Andrew Lloyd Webber Foundation new USD1.3million fund for schools

‘Disgracefully the arts have too often borne the brunt of shortsighted cuts to educational budgets’ – Andrew Lloyd Webber

Stealing the stage at the 2016 Tony Awards last night (12 June), the Andrew Lloyd Webber Foundation (ALWF) announced it is to award USD1.3m (€1.15m) to the American Theatre Wing (creator of the Tony Awards) for its newly-launched Andrew Lloyd Webber Initiative.

The grant will establish a scheme to help talented students overcome economic barriers to pursue a career in theatre. It will also provide state-school drama teachers with the resources they need to bring on talent from their classrooms.

Ring-fenced for three years, ALWF’s largest single grant in the US plans to redress the effect of extensive funding cuts on arts education in US state schools – something the foundation pinpoints as creating vast inequalities between schools in wealthy and poor districts.

Theatre education is now offered in just four per cent of primary schools and 45 per cent of secondary schools, whilst the recent Americans for the Arts report highlighted how African-American and Hispanic students are receiving less than half the access to arts education than their peers.

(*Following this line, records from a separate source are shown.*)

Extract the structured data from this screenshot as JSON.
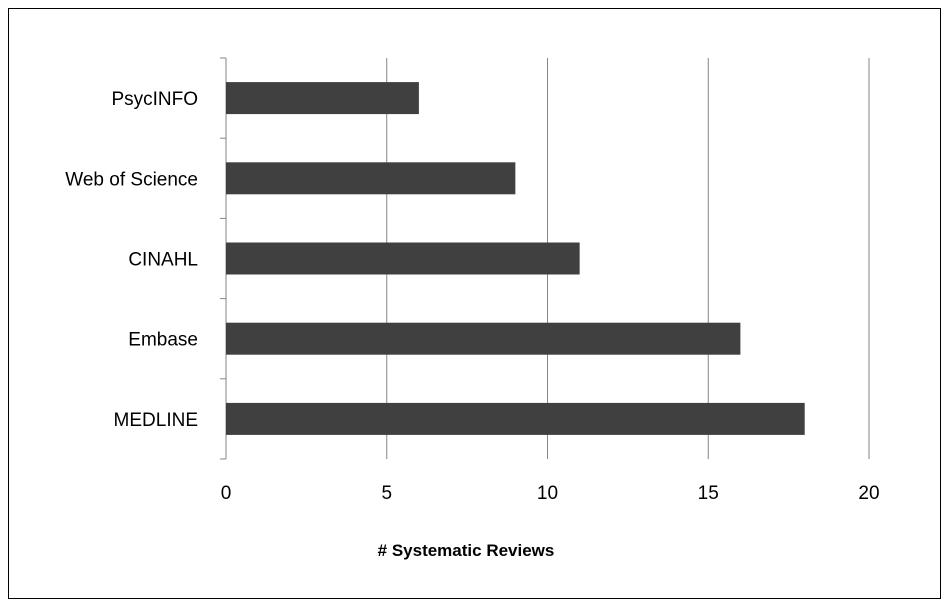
{
  "chart_data": {
    "type": "bar",
    "orientation": "horizontal",
    "categories": [
      "PsycINFO",
      "Web of Science",
      "CINAHL",
      "Embase",
      "MEDLINE"
    ],
    "values": [
      6,
      9,
      11,
      16,
      18
    ],
    "title": "",
    "xlabel": "# Systematic Reviews",
    "ylabel": "",
    "xlim": [
      0,
      20
    ],
    "xticks": [
      "0",
      "5",
      "10",
      "15",
      "20"
    ],
    "grid": "vertical major gridlines",
    "legend": "none",
    "bar_color": "#404040",
    "grid_color": "#868686"
  }
}
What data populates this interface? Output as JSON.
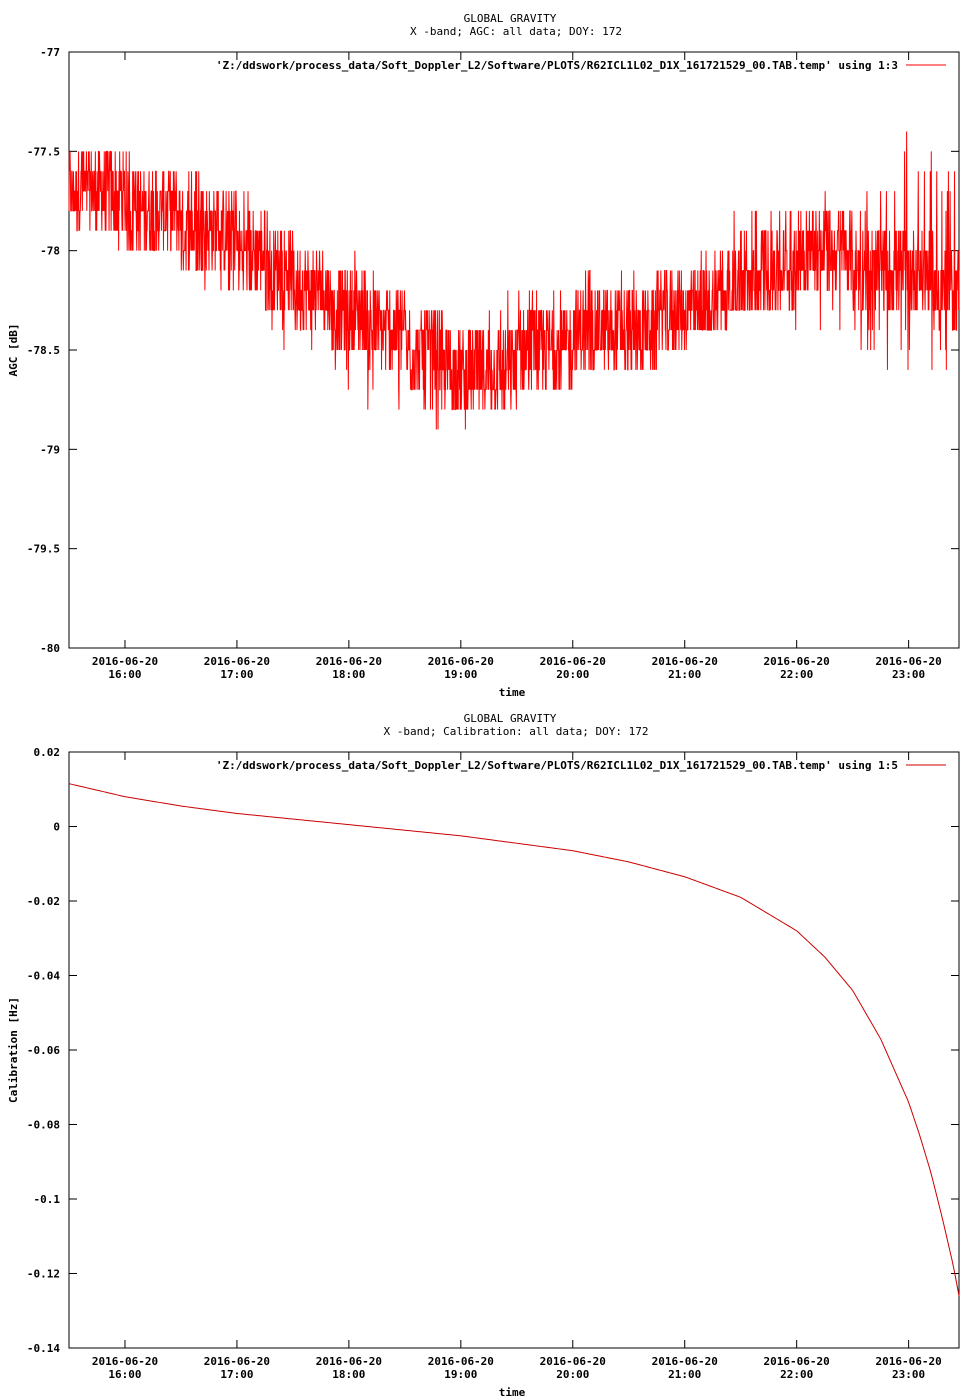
{
  "chart_data": [
    {
      "type": "line",
      "title": "GLOBAL GRAVITY",
      "subtitle": "X -band; AGC: all data; DOY: 172",
      "xlabel": "time",
      "ylabel": "AGC [dB]",
      "ylim": [
        -80,
        -77
      ],
      "yticks": [
        -77,
        -77.5,
        -78,
        -78.5,
        -79,
        -79.5,
        -80
      ],
      "ytick_labels": [
        "-77",
        "-77.5",
        "-78",
        "-78.5",
        "-79",
        "-79.5",
        "-80"
      ],
      "xlim_hours": [
        15.5,
        23.45
      ],
      "xticks_hours": [
        16,
        17,
        18,
        19,
        20,
        21,
        22,
        23
      ],
      "xtick_dates": [
        "2016-06-20",
        "2016-06-20",
        "2016-06-20",
        "2016-06-20",
        "2016-06-20",
        "2016-06-20",
        "2016-06-20",
        "2016-06-20"
      ],
      "xtick_times": [
        "16:00",
        "17:00",
        "18:00",
        "19:00",
        "20:00",
        "21:00",
        "22:00",
        "23:00"
      ],
      "grid": false,
      "legend_position": "top-right",
      "series": [
        {
          "name": "'Z:/ddswork/process_data/Soft_Doppler_L2/Software/PLOTS/R62ICL1L02_D1X_161721529_00.TAB.temp' using 1:3",
          "color": "#ff0000",
          "x_hours": [
            15.5,
            16.0,
            16.5,
            17.0,
            17.5,
            18.0,
            18.5,
            19.0,
            19.5,
            20.0,
            20.5,
            21.0,
            21.5,
            22.0,
            22.5,
            23.0,
            23.45
          ],
          "y_mean": [
            -77.7,
            -77.75,
            -77.85,
            -77.95,
            -78.15,
            -78.3,
            -78.45,
            -78.6,
            -78.55,
            -78.45,
            -78.4,
            -78.3,
            -78.2,
            -78.05,
            -78.05,
            -78.1,
            -78.2
          ],
          "y_min_band": [
            -77.9,
            -78.0,
            -78.1,
            -78.3,
            -78.5,
            -78.7,
            -78.9,
            -78.9,
            -78.8,
            -78.7,
            -78.6,
            -78.5,
            -78.3,
            -78.4,
            -78.5,
            -78.6,
            -78.6
          ],
          "y_max_band": [
            -77.4,
            -77.5,
            -77.5,
            -77.7,
            -77.9,
            -78.0,
            -78.2,
            -78.4,
            -78.2,
            -78.1,
            -78.1,
            -78.0,
            -77.8,
            -77.7,
            -77.7,
            -77.4,
            -77.6
          ]
        }
      ]
    },
    {
      "type": "line",
      "title": "GLOBAL GRAVITY",
      "subtitle": "X -band; Calibration: all data; DOY: 172",
      "xlabel": "time",
      "ylabel": "Calibration [Hz]",
      "ylim": [
        -0.14,
        0.02
      ],
      "yticks": [
        0.02,
        0,
        -0.02,
        -0.04,
        -0.06,
        -0.08,
        -0.1,
        -0.12,
        -0.14
      ],
      "ytick_labels": [
        "0.02",
        "0",
        "-0.02",
        "-0.04",
        "-0.06",
        "-0.08",
        "-0.1",
        "-0.12",
        "-0.14"
      ],
      "xlim_hours": [
        15.5,
        23.45
      ],
      "xticks_hours": [
        16,
        17,
        18,
        19,
        20,
        21,
        22,
        23
      ],
      "xtick_dates": [
        "2016-06-20",
        "2016-06-20",
        "2016-06-20",
        "2016-06-20",
        "2016-06-20",
        "2016-06-20",
        "2016-06-20",
        "2016-06-20"
      ],
      "xtick_times": [
        "16:00",
        "17:00",
        "18:00",
        "19:00",
        "20:00",
        "21:00",
        "22:00",
        "23:00"
      ],
      "grid": false,
      "legend_position": "top-right",
      "series": [
        {
          "name": "'Z:/ddswork/process_data/Soft_Doppler_L2/Software/PLOTS/R62ICL1L02_D1X_161721529_00.TAB.temp' using 1:5",
          "color": "#cc0000",
          "x_hours": [
            15.5,
            16.0,
            16.5,
            17.0,
            17.5,
            18.0,
            18.5,
            19.0,
            19.5,
            20.0,
            20.5,
            21.0,
            21.5,
            22.0,
            22.25,
            22.5,
            22.75,
            23.0,
            23.1,
            23.2,
            23.3,
            23.4,
            23.45
          ],
          "y": [
            0.0115,
            0.008,
            0.0055,
            0.0035,
            0.002,
            0.0005,
            -0.001,
            -0.0025,
            -0.0045,
            -0.0065,
            -0.0095,
            -0.0135,
            -0.019,
            -0.028,
            -0.035,
            -0.044,
            -0.057,
            -0.074,
            -0.083,
            -0.093,
            -0.105,
            -0.118,
            -0.126
          ]
        }
      ]
    }
  ]
}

Said Andrew Lloyd Webber: ‘I am passionate about the vital role of the arts in education. My career started in schools with Joseph and the Amazing Technicolor Dreamcoat, premiered by a college in both Britain and the US.

‘Disgracefully the arts have too often borne the brunt of shortsighted cuts to educational budgets. I am thrilled my Foundation can join with the expertise of the American Theatre Wing to launch this initiative and provide resources to those who will benefit from them the most.

‘However, it is vital that we keep this going for years to come and I call upon other successful musicians and theatre professionals to come forward and join this initiative. Together we can nurture the talent of the future and bring the empowering force of music and the arts to a new generation.’

The money will fund school resources such as instruments, dance floors and lighting grids; extracurricular training scholarships to cover the costs associated with sending selected students to summer study and after-school training programmes; and a number of four-year partial university scholarships for selected students wishing to pursue theatre studies at university.

The initiative comes ahead of The American Theatre Wing centenary in 2017.